Don’t get me wrong, I love studying the French language and crave the unmatched swell of pride that follows any conversation where I do not have to break into English.

That being said, I long for deeper friendships. Friends who understand my nuances and can follow every turn of phrase. People who can laugh at my jokes without their explanation and rise with the sun on this side of the world. And at O’Connell’s, I finally broke the cycle of men and found friends.

I chose a nice nook in the second deepest room, ordered my first half pint in French before ordering my second in English from a seat at the bar.

The sweet young girl on the other side introduced herself, and we quickly broke the customer-server wall on our way to an easy friendship. She took her break with me, and we exchanged anecdotes about our English degrees and life as foreigners in France.

Contrary to these preceding paragraphs, bars are not my preferred places to make friends. Pubs can be better, but you still run the risk of appearing as an object rather than a person. But in this case, it worked.

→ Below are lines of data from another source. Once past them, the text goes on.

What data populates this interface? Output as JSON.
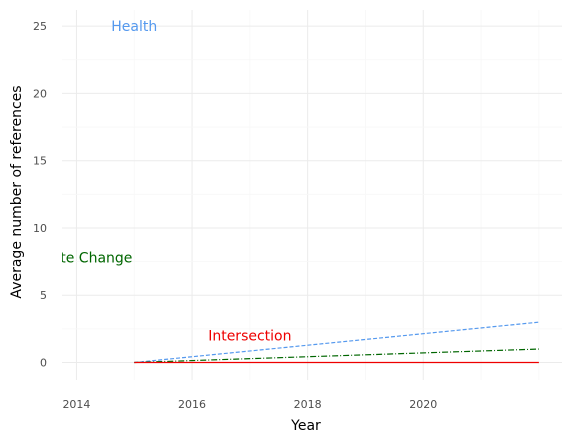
{
  "chart_data": {
    "type": "line",
    "title": "",
    "xlabel": "Year",
    "ylabel": "Average number of references",
    "xlim": [
      2013.75,
      2022.4
    ],
    "ylim": [
      -1.3,
      26.2
    ],
    "x_ticks": [
      2014,
      2016,
      2018,
      2020
    ],
    "x_tick_labels": [
      "2014",
      "2016",
      "2018",
      "2020"
    ],
    "y_ticks": [
      0,
      5,
      10,
      15,
      20,
      25
    ],
    "y_tick_labels": [
      "0",
      "5",
      "10",
      "15",
      "20",
      "25"
    ],
    "grid": true,
    "legend": "none",
    "series": [
      {
        "name": "Health",
        "x": [
          2015,
          2022
        ],
        "values": [
          0,
          3.0
        ],
        "color": "#5599ee",
        "dash": "dashed"
      },
      {
        "name": "Climate Change",
        "x": [
          2015,
          2022
        ],
        "values": [
          0,
          1.0
        ],
        "color": "#006600",
        "dash": "dashdot"
      },
      {
        "name": "Intersection",
        "x": [
          2015,
          2022
        ],
        "values": [
          0,
          0
        ],
        "color": "#ee0000",
        "dash": "solid"
      }
    ],
    "annotations": [
      {
        "text": "Health",
        "x": 2015.0,
        "y": 25.0,
        "color": "#5599ee"
      },
      {
        "text": "Climate Change",
        "x": 2014.0,
        "y": 7.8,
        "color": "#006600"
      },
      {
        "text": "Intersection",
        "x": 2017.0,
        "y": 2.0,
        "color": "#ee0000"
      }
    ]
  }
}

Shortly after this meeting, my love of a woman’s tights led to a seat with her group of friends who formed a sort of “English Club.” This was their name, but the club was not formal; about seven people of various ages from different English-speaking countries who met for a pint on Wednesdays.

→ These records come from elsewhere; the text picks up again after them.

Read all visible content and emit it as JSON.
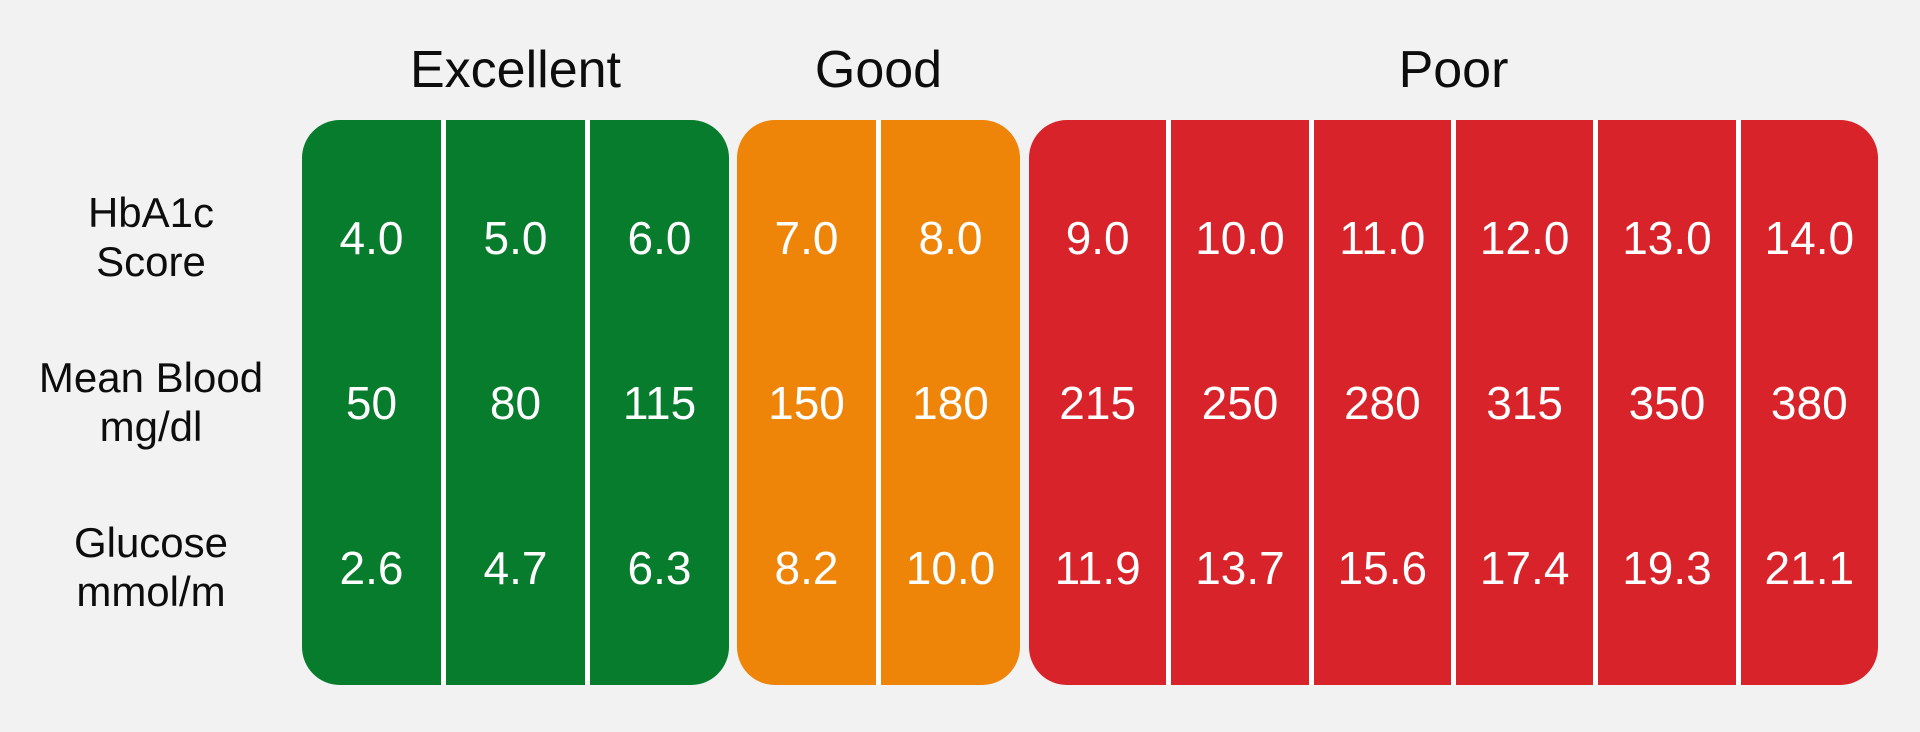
{
  "colors": {
    "background": "#f3f2f2",
    "excellent_green": "#077c2d",
    "good_orange": "#ee8408",
    "poor_red": "#d8232a",
    "separator_white": "#ffffff",
    "label_text": "#0d0d0d",
    "value_text": "#ffffff"
  },
  "row_labels": [
    "HbA1c\nScore",
    "Mean Blood\nmg/dl",
    "Glucose\nmmol/m"
  ],
  "groups": [
    {
      "label": "Excellent",
      "color": "#077c2d",
      "columns": [
        [
          "4.0",
          "50",
          "2.6"
        ],
        [
          "5.0",
          "80",
          "4.7"
        ],
        [
          "6.0",
          "115",
          "6.3"
        ]
      ]
    },
    {
      "label": "Good",
      "color": "#ee8408",
      "columns": [
        [
          "7.0",
          "150",
          "8.2"
        ],
        [
          "8.0",
          "180",
          "10.0"
        ]
      ]
    },
    {
      "label": "Poor",
      "color": "#d8232a",
      "columns": [
        [
          "9.0",
          "215",
          "11.9"
        ],
        [
          "10.0",
          "250",
          "13.7"
        ],
        [
          "11.0",
          "280",
          "15.6"
        ],
        [
          "12.0",
          "315",
          "17.4"
        ],
        [
          "13.0",
          "350",
          "19.3"
        ],
        [
          "14.0",
          "380",
          "21.1"
        ]
      ]
    }
  ],
  "chart_data": {
    "type": "table",
    "title": "",
    "band_headers": [
      "Excellent",
      "Good",
      "Poor"
    ],
    "band_ranges_hba1c": {
      "Excellent": [
        4.0,
        6.0
      ],
      "Good": [
        7.0,
        8.0
      ],
      "Poor": [
        9.0,
        14.0
      ]
    },
    "rows": [
      "HbA1c Score",
      "Mean Blood mg/dl",
      "Glucose mmol/m"
    ],
    "hba1c_score": [
      4.0,
      5.0,
      6.0,
      7.0,
      8.0,
      9.0,
      10.0,
      11.0,
      12.0,
      13.0,
      14.0
    ],
    "mean_blood_mg_dl": [
      50,
      80,
      115,
      150,
      180,
      215,
      250,
      280,
      315,
      350,
      380
    ],
    "glucose_mmol": [
      2.6,
      4.7,
      6.3,
      8.2,
      10.0,
      11.9,
      13.7,
      15.6,
      17.4,
      19.3,
      21.1
    ],
    "legend_position": "top",
    "grid": false
  }
}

Thankfully, the third time was the charm, and how fitting, in Ireland.

English and the Acrobatics of a World Without

Nothing makes me happier than your words
spilling from any mouth.
I feel a release at your sound and
at last,
broken from the conversation in my mind
I hear you aloud.
I smile & laugh
at the simple joy of an anglo “hello”
and god, I love your letters.
In a way I never realized before.
All these years spent studying you,
the regulations on your order,
breaking them for the sake of art.
I’ve spent hours, and I’ll spend more,
sounding out what spelled a sentence the most beautiful,
choosing which crescendo of consonants sounded the most alive
and all this time I took you for granted.
I understood you,
so I ignored how you made my life easy.
I spoke you under my breath
so many times I stopped hearing you.
I violated your rules with my friends for cheap laughs,
used you to close the gap
so many times
between two moleculed mouths
who know the words we say to each other.
I knew I loved you, but I wanted more.
I was greedy
for a worldliness to call my own.
I craved
foreign friends and other lovers
to teach me again how to see the world.
I am happy
because I’ve met them.
And it feels good to feel the meaning of other alphabets
once I break through the headache,
but I find my head always aching.
I always own this yearning for simple beauty,
for the elementary love of a language I understand.
Your words breed affection in me,
making any mouth’s movements captivating.
It’s you who draws me into their every breath,
and this lasts for a while.
Until I turn over their words in my head
like I am used to doing with all the others,
and realize they used you to say nothing new.